If you run the pipeline using ZenML Pro you'll have access to the managed dashboard which will allow you to get started quickly. We offer a free trial so you can try out the platform without any cost. Visit the ZenML Pro dashboard to get started.
You can also self-host the ZenML dashboard. Instructions are available in our documentation.

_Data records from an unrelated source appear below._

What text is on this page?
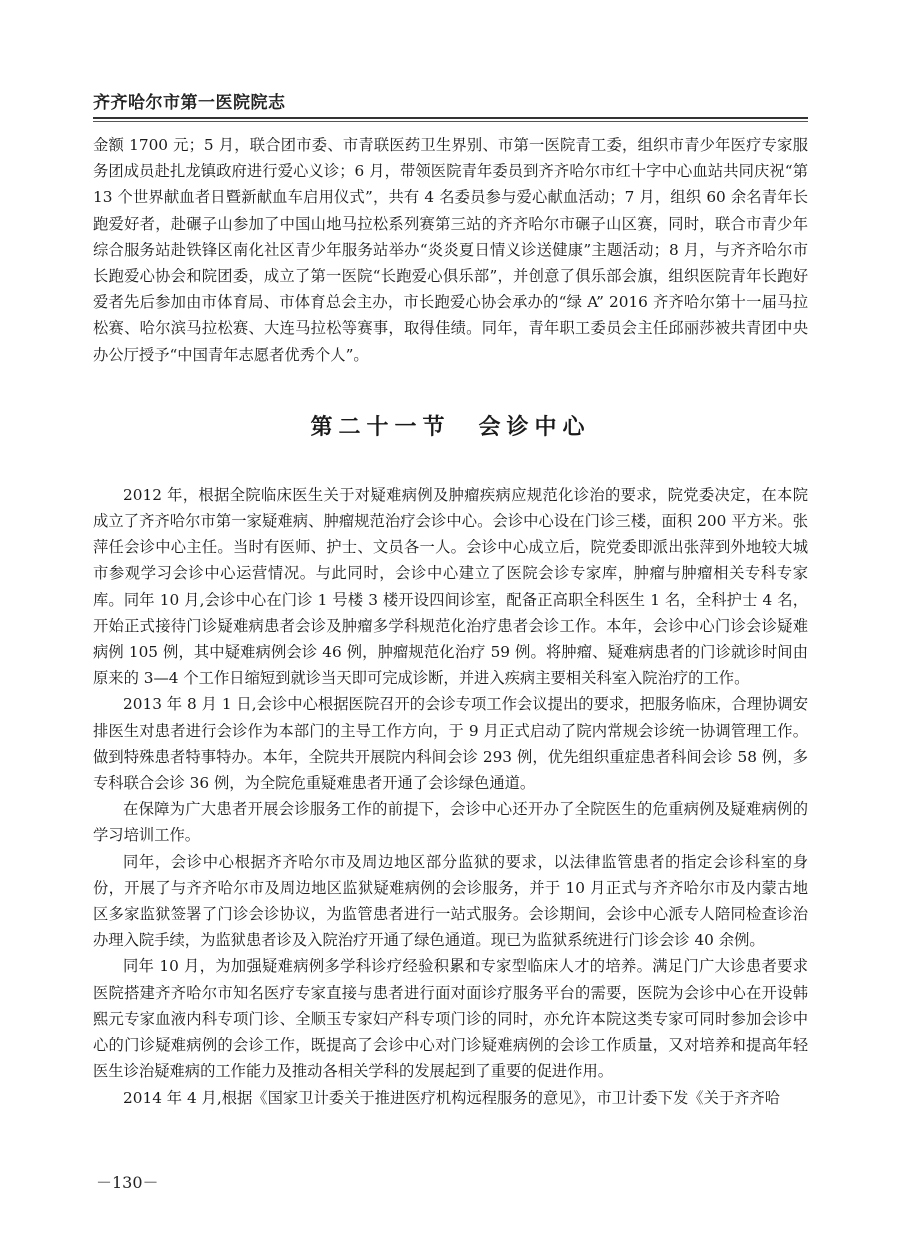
齐齐哈尔市第一医院院志

金额 1700 元；5 月，联合团市委、市青联医药卫生界别、市第一医院青工委，组织市青少年医疗专家服务团成员赴扎龙镇政府进行爱心义诊；6 月，带领医院青年委员到齐齐哈尔市红十字中心血站共同庆祝“第 13 个世界献血者日暨新献血车启用仪式”，共有 4 名委员参与爱心献血活动；7 月，组织 60 余名青年长跑爱好者，赴碾子山参加了中国山地马拉松系列赛第三站的齐齐哈尔市碾子山区赛，同时，联合市青少年综合服务站赴铁锋区南化社区青少年服务站举办“炎炎夏日情义诊送健康”主题活动；8 月，与齐齐哈尔市长跑爱心协会和院团委，成立了第一医院“长跑爱心俱乐部”，并创意了俱乐部会旗，组织医院青年长跑好爱者先后参加由市体育局、市体育总会主办，市长跑爱心协会承办的“绿 A” 2016 齐齐哈尔第十一届马拉松赛、哈尔滨马拉松赛、大连马拉松等赛事，取得佳绩。同年，青年职工委员会主任邱丽莎被共青团中央办公厅授予“中国青年志愿者优秀个人”。

第二十一节　会诊中心

2012 年，根据全院临床医生关于对疑难病例及肿瘤疾病应规范化诊治的要求，院党委决定，在本院成立了齐齐哈尔市第一家疑难病、肿瘤规范治疗会诊中心。会诊中心设在门诊三楼，面积 200 平方米。张萍任会诊中心主任。当时有医师、护士、文员各一人。会诊中心成立后，院党委即派出张萍到外地较大城市参观学习会诊中心运营情况。与此同时，会诊中心建立了医院会诊专家库，肿瘤与肿瘤相关专科专家库。同年 10 月,会诊中心在门诊 1 号楼 3 楼开设四间诊室，配备正高职全科医生 1 名，全科护士 4 名，开始正式接待门诊疑难病患者会诊及肿瘤多学科规范化治疗患者会诊工作。本年，会诊中心门诊会诊疑难病例 105 例，其中疑难病例会诊 46 例，肿瘤规范化治疗 59 例。将肿瘤、疑难病患者的门诊就诊时间由原来的 3—4 个工作日缩短到就诊当天即可完成诊断，并进入疾病主要相关科室入院治疗的工作。

2013 年 8 月 1 日,会诊中心根据医院召开的会诊专项工作会议提出的要求，把服务临床，合理协调安排医生对患者进行会诊作为本部门的主导工作方向，于 9 月正式启动了院内常规会诊统一协调管理工作。做到特殊患者特事特办。本年，全院共开展院内科间会诊 293 例，优先组织重症患者科间会诊 58 例，多专科联合会诊 36 例，为全院危重疑难患者开通了会诊绿色通道。

在保障为广大患者开展会诊服务工作的前提下，会诊中心还开办了全院医生的危重病例及疑难病例的学习培训工作。

同年，会诊中心根据齐齐哈尔市及周边地区部分监狱的要求，以法律监管患者的指定会诊科室的身份，开展了与齐齐哈尔市及周边地区监狱疑难病例的会诊服务，并于 10 月正式与齐齐哈尔市及内蒙古地区多家监狱签署了门诊会诊协议，为监管患者进行一站式服务。会诊期间，会诊中心派专人陪同检查诊治办理入院手续，为监狱患者诊及入院治疗开通了绿色通道。现已为监狱系统进行门诊会诊 40 余例。

同年 10 月，为加强疑难病例多学科诊疗经验积累和专家型临床人才的培养。满足门广大诊患者要求医院搭建齐齐哈尔市知名医疗专家直接与患者进行面对面诊疗服务平台的需要，医院为会诊中心在开设韩熙元专家血液内科专项门诊、全顺玉专家妇产科专项门诊的同时，亦允许本院这类专家可同时参加会诊中心的门诊疑难病例的会诊工作，既提高了会诊中心对门诊疑难病例的会诊工作质量，又对培养和提高年轻医生诊治疑难病的工作能力及推动各相关学科的发展起到了重要的促进作用。

2014 年 4 月,根据《国家卫计委关于推进医疗机构远程服务的意见》，市卫计委下发《关于齐齐哈

－130－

The project loosely follows the recommended ZenML project structure:
.
├── LICENSE # License file
├── README.md # Project documentation
├── __init__.py
├── constants.py # Constants used throughout the project
├── materializers
│ ├── __init__.py
│ └── document_materializer.py # Document materialization logic
├── most_basic_eval.py # Basic evaluation script
├── most_basic_rag_pipeline.py # Basic RAG pipeline script
├── notebooks
│ └── visualise_embeddings.ipynb # Notebook to visualize embeddings
├── pipelines
│ ├── __init__.py
│ ├── generate_chunk_questions.py # Pipeline to generate chunk questions
│ ├── llm_basic_rag.py # Basic RAG pipeline using LLM
│ └── llm_eval.py # Pipeline for LLM evaluation
├── requirements.txt # Project dependencies
├── run.py # Main script to run the project
├── steps
│ ├── __init__.py
│ ├── eval_e2e.py # End-to-end evaluation step
│ ├── eval_retrieval.py # Retrieval evaluation step
│ ├── eval_visualisation.py # Evaluation visualization step
│ ├── populate_index.py # Step to populate the index
│ ├── synthetic_data.py # Step to generate synthetic data
│ ├── url_scraper.py # Step to scrape URLs
│ ├── url_scraping_utils.py # Utilities for URL scraping
│ └── web_url_loader.py # Step to load web URLs
├── structures.py # Data structures used in the project
├── tests
│ ├── __init__.py
│ └── test_url_scraping_utils.py # Tests for URL scraping utilities
└── utils
├── __init__.py
└── llm_utils.py # Utilities related to the LLM
The RAG pipeline relies on code from this Timescale blog that showcased using PostgreSQL as a vector database. We adapted it for our use case and adapted it to work with Supabase.